Так вот, хирург, которого я вытащил из Особого отдела, достав ампутированную им руку из вонючего членомогильника, все-таки нашел способ отблагодарить меня. Подозвал однажды и шепотом, отведя в угол коридора, сказал, что есть в госпитале одна дама, которой очень хотелось бы, чтоб на нее обратил внимание, уделя хотя бы час, какой-нибудь мужчина, причем внимание это уделялось бы в интимной обстановке («Надеюсь, ты понимаешь, о чем идет речь?..»). Мужчина, продолжал нашептывать хирург, должен быть не из госпиталя, не врач ни в коем случае и вообще человек как бы со стороны, а таким условиям я вполне удовлетворяю. Дама эта очень занята, нагнетал хирург, договариваться заранее с ней нет возможности, но она сама обо всем догадается, когда я возникну перед ее глазами, желательно часиков эдак в десять вечера…

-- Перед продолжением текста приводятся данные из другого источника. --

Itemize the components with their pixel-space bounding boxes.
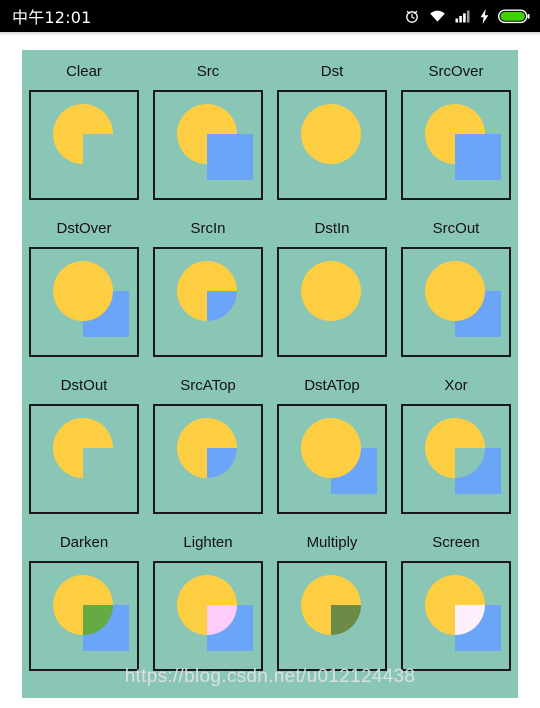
porterduff-grid: Clear Src Dst SrcOver DstOver SrcIn DstI… <box>22 50 518 678</box>
cell-label: SrcOut <box>432 220 480 237</box>
wifi-icon <box>429 9 446 23</box>
cell-label: Multiply <box>306 534 358 551</box>
charging-bolt-icon <box>480 8 489 24</box>
composite-canvas-srcover <box>401 90 511 200</box>
composite-canvas-multiply <box>277 561 387 671</box>
cell-label: DstOut <box>60 377 108 394</box>
cell-dst[interactable]: Dst <box>270 50 394 207</box>
cell-dstout[interactable]: DstOut <box>22 364 146 521</box>
cell-clear[interactable]: Clear <box>22 50 146 207</box>
composite-canvas-dstover <box>29 247 139 357</box>
cell-label: SrcIn <box>190 220 226 237</box>
battery-icon <box>498 9 530 24</box>
cell-dstin[interactable]: DstIn <box>270 207 394 364</box>
cell-dstover[interactable]: DstOver <box>22 207 146 364</box>
composite-canvas-dstin <box>277 247 387 357</box>
cell-xor[interactable]: Xor <box>394 364 518 521</box>
cell-multiply[interactable]: Multiply <box>270 521 394 678</box>
cell-src[interactable]: Src <box>146 50 270 207</box>
composite-canvas-dst <box>277 90 387 200</box>
cell-label: Xor <box>444 377 468 394</box>
cell-label: SrcOver <box>428 63 484 80</box>
composite-canvas-srcout <box>401 247 511 357</box>
cell-srcatop[interactable]: SrcATop <box>146 364 270 521</box>
cell-lighten[interactable]: Lighten <box>146 521 270 678</box>
cell-label: Dst <box>320 63 344 80</box>
composite-canvas-darken <box>29 561 139 671</box>
composite-canvas-srcatop <box>153 404 263 514</box>
cell-label: Darken <box>59 534 109 551</box>
cell-screen[interactable]: Screen <box>394 521 518 678</box>
cell-srcout[interactable]: SrcOut <box>394 207 518 364</box>
status-icon-group <box>404 8 530 24</box>
cell-srcin[interactable]: SrcIn <box>146 207 270 364</box>
signal-icon <box>455 9 471 23</box>
status-bar-shadow <box>0 32 540 36</box>
composite-canvas-dstout <box>29 404 139 514</box>
status-bar: 中午12:01 <box>0 0 540 32</box>
status-clock: 中午12:01 <box>12 8 92 27</box>
cell-label: SrcATop <box>180 377 236 394</box>
porterduff-demo-panel: Clear Src Dst SrcOver DstOver SrcIn DstI… <box>22 50 518 698</box>
composite-canvas-xor <box>401 404 511 514</box>
composite-canvas-lighten <box>153 561 263 671</box>
cell-label: DstIn <box>314 220 350 237</box>
cell-srcover[interactable]: SrcOver <box>394 50 518 207</box>
composite-canvas-dstatop <box>277 404 387 514</box>
cell-label: DstATop <box>304 377 360 394</box>
cell-label: Screen <box>432 534 480 551</box>
composite-canvas-screen <box>401 561 511 671</box>
cell-label: Lighten <box>183 534 233 551</box>
composite-canvas-srcin <box>153 247 263 357</box>
cell-label: DstOver <box>56 220 112 237</box>
alarm-icon <box>404 8 420 24</box>
cell-dstatop[interactable]: DstATop <box>270 364 394 521</box>
cell-label: Src <box>196 63 220 80</box>
cell-darken[interactable]: Darken <box>22 521 146 678</box>
composite-canvas-src <box>153 90 263 200</box>
cell-label: Clear <box>66 63 102 80</box>
composite-canvas-clear <box>29 90 139 200</box>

Без чего-то десять он повел меня к соседнему с госпиталем зданию бывшего гороно (вывеска еще сохранилась), ввел в коридор, пальцем ткнул в направлении какой-то двери и, видимо, ошибся, потому что я оказался в комнате, где была кровать, стол, диван и та самая женщина, главный хирург госпиталя, спасительница Алеши. Она была явно смущена чем-то, приподнялась и села, а я, обиженный ее неверием в то, что стану выдающимся хирургом, начал доказывать обратное, с чем она быстро согласилась, резко поднялась и сказала, что мне пора уходить. Боюсь, я нарушил ее отдых или она ждала кого-то другого.